Answer:
a) The time the police officer required to reach the motorist was 15 s.
b) The speed of the officer at the moment she overtakes the motorist is 30 m/s
c) The total distance traveled by the officer was 225 m.
Explanation:
The equations for the position and velocity of an object moving in a straight line are as follows:
x = x0 + v0 · t + 1/2 · a · t²
v = v0 + a · t
Where:
x = position at time t
x0 = initial position
v0 = initial velocity
t = time
a = acceleration
v = velocity at time t
a)When the officer reaches the motorist, the position of the motorist is the same as the position of the officer:
x motorist = x officer
Using the equation for the position:
x motirist = x0 + v · t (since a = 0).
x officer = x0 + v0 · t + 1/2 · a · t²
Let´s place our frame of reference at the point where the officer starts following the motorist so that x0 = 0 for both:
x motorist = x officer
x0 + v · t = x0 + v0 · t + 1/2 · a · t² (the officer starts form rest, then, v0 = 0)
v · t = 1/2 · a · t²
Solving for t:
2 v/a = t
t = 2 · 15.0 m/s/ 2.00 m/s² = 15 s
The time the police officer required to reach the motorist was 15 s.

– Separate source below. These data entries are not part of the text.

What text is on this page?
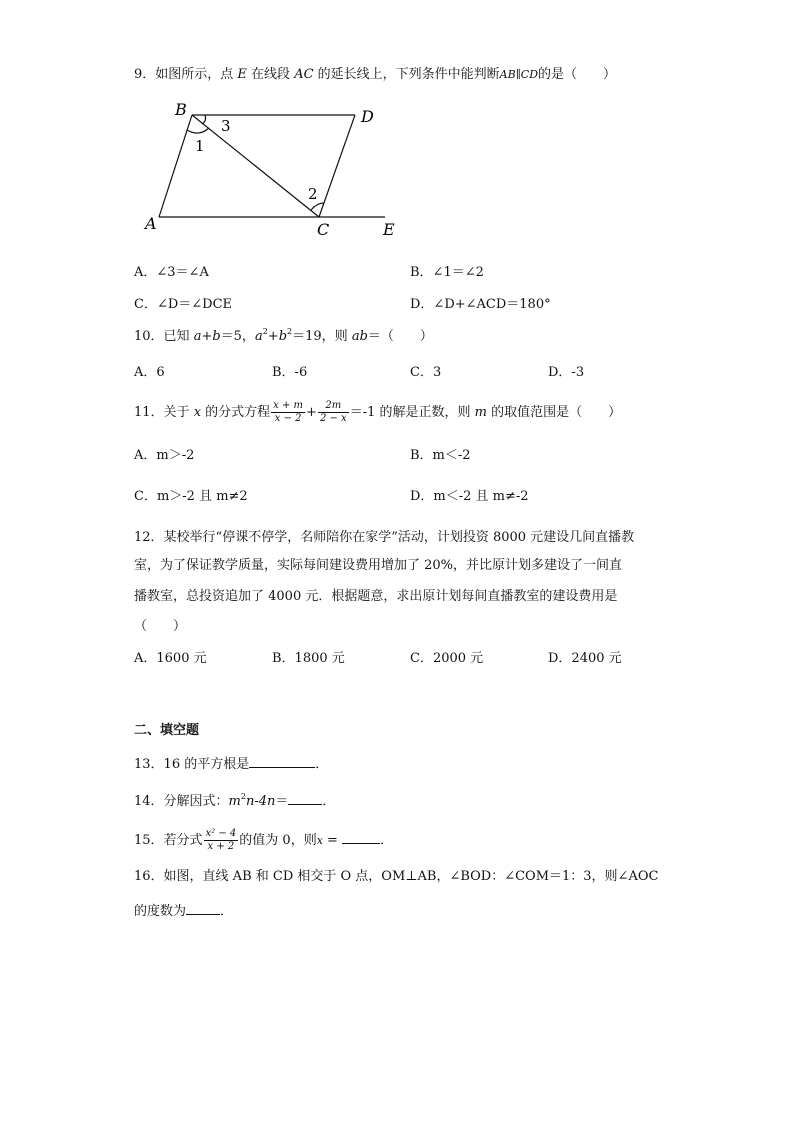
9．如图所示，点 E 在线段 AC 的延长线上，下列条件中能判断AB∥CD的是（　　）
B	D
A	C	E
1
3
2
A．∠3＝∠A	B．∠1＝∠2
C．∠D＝∠DCE	D．∠D+∠ACD＝180°
10．已知 a+b＝5，$a^2+b^2=19$，则 ab＝（　　）
A．6	B．-6	C．3	D．-3
11．关于 x 的分式方程 $\frac{x + m}{x - 2} + \frac{2m}{2 - x} =-1$ 的解是正数，则 m 的取值范围是（　　）
A．m＞-2	B．m＜-2
C．m＞-2 且 m≠2	D．m＜-2 且 m≠-2
12．某校举行“停课不停学，名师陪你在家学”活动，计划投资 8000 元建设几间直播教
室，为了保证教学质量，实际每间建设费用增加了 20%，并比原计划多建设了一间直
播教室，总投资追加了 4000 元．根据题意，求出原计划每间直播教室的建设费用是
（　　）
A．1600 元	B．1800 元	C．2000 元	D．2400 元
二、填空题
13．16 的平方根是	．
14．分解因式：$m^2n-4n=$	．
15．若分式 $\frac{\text{x² − 4}}{x + 2}$ 的值为 0，则x =	．
16．如图，直线 AB 和 CD 相交于 O 点，OM⊥AB，∠BOD：∠COM＝1：3，则∠AOC
的度数为	．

b) Now, we can calculate the speed of the officer using the time calculated in a) and the equation for velocity:
v = v0 + a · t
v = 0 m/s + 2.00 m/s² · 15 s
v = 30 m/s
The speed of the officer at the moment she overtakes the motorist is 30 m/s
c) Using the equation for the position, we can find the traveled distance in 15 s:
x = x0 + v0 · t + 1/2 · a · t²
x = 1/2 · 2.00 m/s² · (15s)² = 225 m